Wren Ohmsford, a descendant of the legendary Jerle Shannara, was charged by the shade of the Druid Allanon to travel to the distant island of Morrowindl and find the Elves to bring them back to the Four Lands. However, Elves have not been seen in the Four Lands for over a century. No one in the Westlands knew of them---except, finally, the Addershag, who told Wren how to locate one.

=== To Morrowindl ===

Tiger Ty, the Wing Rider, carried Wren Ohmsford and her friend Garth to the only clear landing site on the island of Morrowindl, where the Elves might still exist. A Splinterscat, Stresa, and a Tree Squeak, Faun, help her reach the city of Arborlon. The island has become a prison since demons began appearing. Only the magic of the Loden keeps Arborlon safe, but its power is failing, and if the Elves are not returned to the Westland soon, they will not survive. Upon reaching the Elves, Wren learns about her true Elven heritage, as her maternal grandmother is the current Elf Queen, Ellenroh Elessedil.

=== Back to Westlands ===

Nine companions set out on a journey to the Westland: Aurin Striate, an acquaintance Wren and Garth befriend on their way into the city; Triss, Captain of Home Guard; Cort and Dal, Elven Hunters; Ellenroh Elessedil, current queen of the Elves; Eowen, the queen's closest friend; Gavilan Elessedil, the queen's nephew and Wren's cousin; Wren; and Garth.

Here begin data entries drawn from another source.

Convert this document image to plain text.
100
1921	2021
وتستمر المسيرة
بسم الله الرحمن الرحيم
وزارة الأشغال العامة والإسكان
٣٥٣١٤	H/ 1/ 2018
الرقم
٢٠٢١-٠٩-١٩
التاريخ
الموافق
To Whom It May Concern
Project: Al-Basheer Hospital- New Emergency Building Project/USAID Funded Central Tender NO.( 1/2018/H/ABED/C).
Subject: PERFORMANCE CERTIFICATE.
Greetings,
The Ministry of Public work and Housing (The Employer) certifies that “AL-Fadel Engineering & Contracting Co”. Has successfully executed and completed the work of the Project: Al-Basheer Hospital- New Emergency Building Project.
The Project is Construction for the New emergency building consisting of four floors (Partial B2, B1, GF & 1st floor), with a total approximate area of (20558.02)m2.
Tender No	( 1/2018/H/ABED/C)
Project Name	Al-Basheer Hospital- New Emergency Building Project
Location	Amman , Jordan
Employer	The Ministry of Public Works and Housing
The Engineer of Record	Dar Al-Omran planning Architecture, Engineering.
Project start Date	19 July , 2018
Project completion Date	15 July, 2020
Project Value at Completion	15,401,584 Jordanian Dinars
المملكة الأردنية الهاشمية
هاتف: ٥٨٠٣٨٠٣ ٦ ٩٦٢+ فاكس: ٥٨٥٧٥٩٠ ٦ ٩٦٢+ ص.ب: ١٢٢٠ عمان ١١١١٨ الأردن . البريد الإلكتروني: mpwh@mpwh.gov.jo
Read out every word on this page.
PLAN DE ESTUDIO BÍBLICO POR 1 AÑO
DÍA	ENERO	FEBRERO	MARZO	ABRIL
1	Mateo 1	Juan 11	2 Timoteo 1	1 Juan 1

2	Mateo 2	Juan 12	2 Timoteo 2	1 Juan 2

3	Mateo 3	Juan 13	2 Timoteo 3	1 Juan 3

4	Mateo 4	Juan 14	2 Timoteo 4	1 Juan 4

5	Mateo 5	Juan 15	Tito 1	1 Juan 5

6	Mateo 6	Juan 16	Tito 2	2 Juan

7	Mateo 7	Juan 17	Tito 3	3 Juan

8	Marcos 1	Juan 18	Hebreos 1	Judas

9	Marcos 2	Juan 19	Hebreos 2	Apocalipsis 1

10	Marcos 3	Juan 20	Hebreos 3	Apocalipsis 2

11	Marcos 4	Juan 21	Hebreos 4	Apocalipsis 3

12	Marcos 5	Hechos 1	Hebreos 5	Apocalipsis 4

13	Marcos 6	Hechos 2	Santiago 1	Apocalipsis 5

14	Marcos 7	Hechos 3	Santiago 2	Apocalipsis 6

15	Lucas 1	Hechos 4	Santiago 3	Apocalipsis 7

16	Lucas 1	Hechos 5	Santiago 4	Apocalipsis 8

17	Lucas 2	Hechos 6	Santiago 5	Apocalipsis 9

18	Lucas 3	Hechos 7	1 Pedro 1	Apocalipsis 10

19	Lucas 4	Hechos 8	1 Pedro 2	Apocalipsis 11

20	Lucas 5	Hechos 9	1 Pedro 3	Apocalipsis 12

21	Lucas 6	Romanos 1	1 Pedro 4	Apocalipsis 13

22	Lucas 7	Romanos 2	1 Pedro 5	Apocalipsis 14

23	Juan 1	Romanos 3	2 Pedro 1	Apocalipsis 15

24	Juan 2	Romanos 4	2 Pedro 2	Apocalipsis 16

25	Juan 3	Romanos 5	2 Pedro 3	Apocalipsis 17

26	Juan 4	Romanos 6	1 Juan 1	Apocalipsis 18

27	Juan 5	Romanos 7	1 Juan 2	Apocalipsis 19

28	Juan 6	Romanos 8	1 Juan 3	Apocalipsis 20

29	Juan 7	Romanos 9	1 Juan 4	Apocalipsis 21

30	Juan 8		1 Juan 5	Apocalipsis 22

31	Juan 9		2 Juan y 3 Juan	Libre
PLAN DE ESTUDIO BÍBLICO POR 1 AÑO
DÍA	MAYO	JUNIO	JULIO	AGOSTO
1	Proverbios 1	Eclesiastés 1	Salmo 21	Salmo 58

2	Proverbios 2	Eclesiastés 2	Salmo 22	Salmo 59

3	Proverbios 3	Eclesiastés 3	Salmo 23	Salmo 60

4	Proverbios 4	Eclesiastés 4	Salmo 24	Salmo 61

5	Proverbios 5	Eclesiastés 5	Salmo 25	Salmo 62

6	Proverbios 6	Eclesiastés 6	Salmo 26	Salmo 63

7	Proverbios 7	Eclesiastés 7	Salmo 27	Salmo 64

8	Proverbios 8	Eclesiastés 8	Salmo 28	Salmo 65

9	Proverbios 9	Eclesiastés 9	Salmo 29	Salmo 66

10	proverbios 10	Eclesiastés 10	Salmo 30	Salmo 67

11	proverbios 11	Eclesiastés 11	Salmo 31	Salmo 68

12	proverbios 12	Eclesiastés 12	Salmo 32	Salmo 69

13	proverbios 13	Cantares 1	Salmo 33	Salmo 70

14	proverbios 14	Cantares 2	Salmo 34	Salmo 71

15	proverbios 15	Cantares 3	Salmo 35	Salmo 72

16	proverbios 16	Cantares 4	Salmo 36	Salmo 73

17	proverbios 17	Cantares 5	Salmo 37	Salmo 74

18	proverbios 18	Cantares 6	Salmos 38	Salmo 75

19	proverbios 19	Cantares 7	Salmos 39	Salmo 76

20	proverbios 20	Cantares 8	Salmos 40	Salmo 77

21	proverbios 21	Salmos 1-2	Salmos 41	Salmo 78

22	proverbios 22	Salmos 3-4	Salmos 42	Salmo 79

Ellenroh becomes fatally ill, and before she dies, she informs Wren that she is to inherit the Loden and become the Queen of the Elves after Ellenroh, though she was orphaned at birth and raised as a Rover. Upon Ellenroh's death, Eowen reveals that the demons they are trying to avoid were created as an accident by Elves. She reveals that the elves succeeded in regaining their lost magic and to protect their nation from the Federation they created an army of replica elves, but that they became addicted to the magic and transformed into the demons. Wren leads the company with the Loden, but loses all her companions to the demons, Drakuls, and the Wisteron. Only Wren and Triss, Stresa, and Faun remain when the volcano on the island of Morrowindl erupts, destroying the island. Tiger Ty gathers the small company and flees Morrowindl, where Wren restores Arborlon to its original location in the Westland.